Arguably, the above is a pointless exercise without much practical relevance. However, I believe that understanding how and why this works can teach you a lot about the design of collection types and protocol hierarchy in the standard library. The Sequence and Collection APIs are designed to be composable, and to provide useful operations for implementing your own algorithms. Dave Abrahams’s WWDC 2018 talk Embracing Algorithms gives some great examples how to do this. It’s my favorite WWDC 2018 session.

Reversed​Collection isn’t the only lazy sequence/collection wrapper in the standard library. enumerated, joined, and zip all work in exactly the same way.

And by using lazy you can apply the same general pattern of returning a wrapper value that defers the actual work to map, filter, and other normally eager operations — the difference is that these wrappers store not only the base collection, but also the transformation function you pass in.

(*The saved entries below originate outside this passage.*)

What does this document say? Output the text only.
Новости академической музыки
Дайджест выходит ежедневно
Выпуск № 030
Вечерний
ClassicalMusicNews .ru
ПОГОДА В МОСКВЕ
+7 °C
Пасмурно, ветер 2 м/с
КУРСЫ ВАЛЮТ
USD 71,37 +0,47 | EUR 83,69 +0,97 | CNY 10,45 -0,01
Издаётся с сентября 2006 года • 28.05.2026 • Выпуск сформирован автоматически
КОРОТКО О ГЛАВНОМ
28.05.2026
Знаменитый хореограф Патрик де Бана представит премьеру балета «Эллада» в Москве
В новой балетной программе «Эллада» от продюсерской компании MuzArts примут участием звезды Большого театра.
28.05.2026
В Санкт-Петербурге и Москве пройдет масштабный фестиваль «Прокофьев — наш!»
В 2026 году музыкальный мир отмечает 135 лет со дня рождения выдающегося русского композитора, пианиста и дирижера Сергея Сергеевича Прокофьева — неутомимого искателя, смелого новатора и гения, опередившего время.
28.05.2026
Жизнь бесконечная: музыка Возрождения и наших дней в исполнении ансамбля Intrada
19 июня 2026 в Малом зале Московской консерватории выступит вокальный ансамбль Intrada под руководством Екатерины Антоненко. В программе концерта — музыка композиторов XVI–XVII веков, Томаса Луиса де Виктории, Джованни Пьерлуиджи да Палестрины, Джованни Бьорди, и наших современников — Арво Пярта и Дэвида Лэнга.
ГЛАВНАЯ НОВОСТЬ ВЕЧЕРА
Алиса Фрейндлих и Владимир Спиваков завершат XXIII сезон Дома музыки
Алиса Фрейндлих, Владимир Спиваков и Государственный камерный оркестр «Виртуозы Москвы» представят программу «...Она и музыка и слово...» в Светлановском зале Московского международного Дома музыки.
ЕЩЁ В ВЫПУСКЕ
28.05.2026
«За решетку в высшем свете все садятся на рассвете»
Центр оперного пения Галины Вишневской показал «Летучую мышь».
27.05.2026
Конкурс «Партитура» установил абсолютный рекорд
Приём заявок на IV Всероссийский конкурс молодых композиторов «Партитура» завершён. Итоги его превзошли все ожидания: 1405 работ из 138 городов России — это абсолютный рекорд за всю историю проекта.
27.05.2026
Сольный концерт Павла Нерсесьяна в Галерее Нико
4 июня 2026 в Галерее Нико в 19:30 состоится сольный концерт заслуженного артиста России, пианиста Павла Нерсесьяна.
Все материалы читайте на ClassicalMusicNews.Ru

Why are some operation always lazy and others eager by default? The standard library’s policy is to make things lazy by default if the laziness is unambiguously free. If, on the other hand, there’s a significant downside to the lazy implementation, provide the lazy version under the lazy property. Ben Cohen:

For example, lazy.map performs the mapping every time you iterate, which could be very costly on multiple iteration, and also captures and stores the mapping closure, which can be risky if it is stateful.

  1. firstIndex(of:) was called index(of:) before Swift 4.2↩︎

  2. ReversedCollection​._base is public, too, though hidden from code completion. ↩︎